Wedding season is almost at its end – for me, at least – and although witnessing so many of my friends swearing eternal loyalty and never ending love to each other over the course of this summer has brought tears of joy to my eyes (especially when seeing my best and oldest friend in the world in her gorgeous wedding dress), it’s also hit me pretty hard. No, not financially, dears; on a psychological and emotional level, since it’s made me rethink and re-evaluate an entire vision on love and romantic relationships.
Now, we often mistake love for something else – infatuation, crazy attraction, insane desire, even pure and sheer loneliness and the need to feel a warm body (just about any! warm body) next to us during those cold nights – anything else except for love. But if you are not able to be the other person’s everything – their lover, their best friend, their partner through thick and thin, their lighthouse in the fog and their rock in the storm, then don’t you dare call it love. We like to talk big words, but most of us don’t seem to be capable of walking the walk.

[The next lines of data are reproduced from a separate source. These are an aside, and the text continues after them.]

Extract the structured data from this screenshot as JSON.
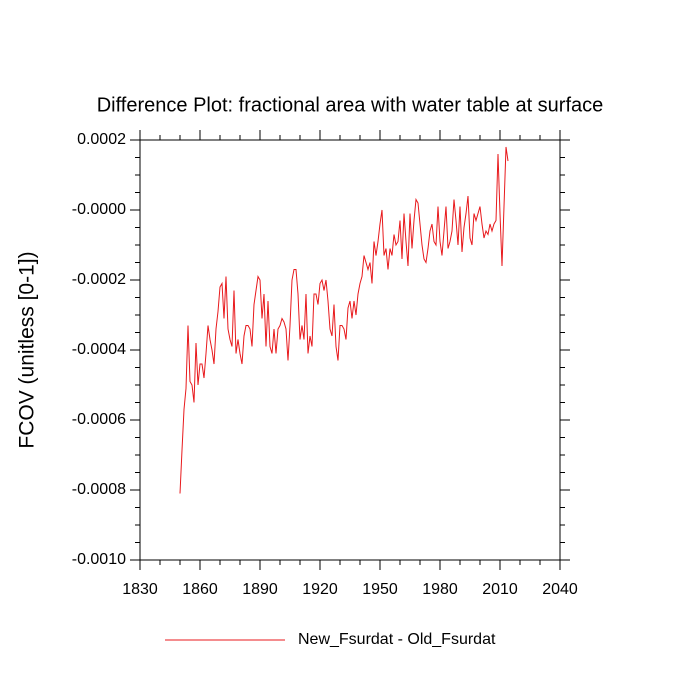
{
  "chart_data": {
    "type": "line",
    "title": "Difference Plot: fractional area with water table at surface",
    "y_label": "FCOV  (unitless [0-1])",
    "xlim": [
      1830,
      2040
    ],
    "xticks": [
      1830,
      1860,
      1890,
      1920,
      1950,
      1980,
      2010,
      2040
    ],
    "ylim": [
      -0.001,
      0.0002
    ],
    "yticks": [
      {
        "value": 0.0002,
        "label": "0.0002"
      },
      {
        "value": 0,
        "label": "-0.0000"
      },
      {
        "value": -0.0002,
        "label": "-0.0002"
      },
      {
        "value": -0.0004,
        "label": "-0.0004"
      },
      {
        "value": -0.0006,
        "label": "-0.0006"
      },
      {
        "value": -0.0008,
        "label": "-0.0008"
      },
      {
        "value": -0.001,
        "label": "-0.0010"
      }
    ],
    "x": [
      1850,
      1851,
      1852,
      1853,
      1854,
      1855,
      1856,
      1857,
      1858,
      1859,
      1860,
      1861,
      1862,
      1863,
      1864,
      1865,
      1866,
      1867,
      1868,
      1869,
      1870,
      1871,
      1872,
      1873,
      1874,
      1875,
      1876,
      1877,
      1878,
      1879,
      1880,
      1881,
      1882,
      1883,
      1884,
      1885,
      1886,
      1887,
      1888,
      1889,
      1890,
      1891,
      1892,
      1893,
      1894,
      1895,
      1896,
      1897,
      1898,
      1899,
      1900,
      1901,
      1902,
      1903,
      1904,
      1905,
      1906,
      1907,
      1908,
      1909,
      1910,
      1911,
      1912,
      1913,
      1914,
      1915,
      1916,
      1917,
      1918,
      1919,
      1920,
      1921,
      1922,
      1923,
      1924,
      1925,
      1926,
      1927,
      1928,
      1929,
      1930,
      1931,
      1932,
      1933,
      1934,
      1935,
      1936,
      1937,
      1938,
      1939,
      1940,
      1941,
      1942,
      1943,
      1944,
      1945,
      1946,
      1947,
      1948,
      1949,
      1950,
      1951,
      1952,
      1953,
      1954,
      1955,
      1956,
      1957,
      1958,
      1959,
      1960,
      1961,
      1962,
      1963,
      1964,
      1965,
      1966,
      1967,
      1968,
      1969,
      1970,
      1971,
      1972,
      1973,
      1974,
      1975,
      1976,
      1977,
      1978,
      1979,
      1980,
      1981,
      1982,
      1983,
      1984,
      1985,
      1986,
      1987,
      1988,
      1989,
      1990,
      1991,
      1992,
      1993,
      1994,
      1995,
      1996,
      1997,
      1998,
      1999,
      2000,
      2001,
      2002,
      2003,
      2004,
      2005,
      2006,
      2007,
      2008,
      2009,
      2010,
      2011,
      2012,
      2013,
      2014
    ],
    "series": [
      {
        "name": "New_Fsurdat - Old_Fsurdat",
        "color": "#e8191c",
        "values": [
          -0.00081,
          -0.000686,
          -0.00057,
          -0.00051,
          -0.00033,
          -0.00049,
          -0.0005,
          -0.00055,
          -0.00038,
          -0.0005,
          -0.00044,
          -0.00044,
          -0.00048,
          -0.00041,
          -0.00033,
          -0.00037,
          -0.0004,
          -0.00044,
          -0.00034,
          -0.00029,
          -0.00022,
          -0.00021,
          -0.00031,
          -0.00019,
          -0.00034,
          -0.00037,
          -0.00039,
          -0.00023,
          -0.00041,
          -0.00037,
          -0.00041,
          -0.00044,
          -0.00036,
          -0.00033,
          -0.00033,
          -0.00034,
          -0.00039,
          -0.00027,
          -0.00023,
          -0.00019,
          -0.0002,
          -0.00031,
          -0.00024,
          -0.00039,
          -0.00026,
          -0.00039,
          -0.00041,
          -0.00034,
          -0.00041,
          -0.00034,
          -0.00033,
          -0.00031,
          -0.00032,
          -0.00034,
          -0.00043,
          -0.00033,
          -0.0002,
          -0.00017,
          -0.00017,
          -0.00024,
          -0.00037,
          -0.00033,
          -0.00037,
          -0.00024,
          -0.00041,
          -0.00036,
          -0.00039,
          -0.00024,
          -0.00024,
          -0.00027,
          -0.00021,
          -0.0002,
          -0.00023,
          -0.0002,
          -0.00026,
          -0.00034,
          -0.00036,
          -0.00027,
          -0.00039,
          -0.00043,
          -0.00033,
          -0.00033,
          -0.00034,
          -0.00037,
          -0.00028,
          -0.00026,
          -0.00031,
          -0.00026,
          -0.0003,
          -0.00024,
          -0.00021,
          -0.00019,
          -0.00013,
          -0.00015,
          -0.00017,
          -0.00015,
          -0.00021,
          -9e-05,
          -0.00013,
          -9e-05,
          -4e-05,
          0,
          -0.00013,
          -0.00011,
          -0.00017,
          -0.00011,
          -0.00013,
          -7e-05,
          -0.0001,
          -9e-05,
          -3e-05,
          -0.00014,
          -1e-05,
          -9e-05,
          -0.00016,
          -1e-05,
          -0.00011,
          -3e-05,
          3e-05,
          2e-05,
          -4e-05,
          -0.0001,
          -0.00014,
          -0.00015,
          -0.00011,
          -6e-05,
          -4e-05,
          -9e-05,
          -0.0001,
          1e-05,
          -9e-05,
          -0.00013,
          -6e-05,
          1e-05,
          -0.00011,
          -9e-05,
          -6e-05,
          3e-05,
          -3e-05,
          -0.0001,
          1e-05,
          -0.00012,
          -5e-05,
          -1e-05,
          4e-05,
          -8e-05,
          -0.0001,
          -1e-05,
          -3e-05,
          -1e-05,
          1e-05,
          -4e-05,
          -8e-05,
          -6e-05,
          -7e-05,
          -4e-05,
          -6e-05,
          -4e-05,
          -3e-05,
          0.00016,
          -1e-05,
          -0.00016,
          1e-05,
          0.00018,
          0.00014
        ]
      }
    ]
  }
}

Call me an idealist in matters of the heart, an absolutist if you will. I won’t walk into a relationship without those coveted butterflies in my stomach, I just won’t have it. But those poor butterflies are just as absolute in their worthlessness if they’re left alone to fend for themselves against the traps and dangers of this world. Devotion, the desire to share everything with the one you love, from the most miserable lows to the most exhilarating highs, wanting to help the other grow as an individual while also being in a couple, the desire to build something together.
What do I want from my life from now on? It’s been pointed that I probably want just what everybody else does: marriage, kids, a house with a white picket fence. Maybe so, but not necessarily in such traditional forms. The way I see it, marriage should most importantly be a marriage of souls; a signed piece of paper without the necessary intangible ingredients is no guarantee of a lasting relationship in the form of a marriage. The white picket fence? I think I’ll pass on the fences. I’m the kind of person who needs a certain sense of stability, but if I feel boxed in I will flee, that you can be sure of. So no white picket fences for me, please. More like the view of a seemingly endless vineyard and the desire to keep travelling the world even when hitting 70.
I may want a lot, but certainly not the impossible. I may be torn, but I’m certainly not confused.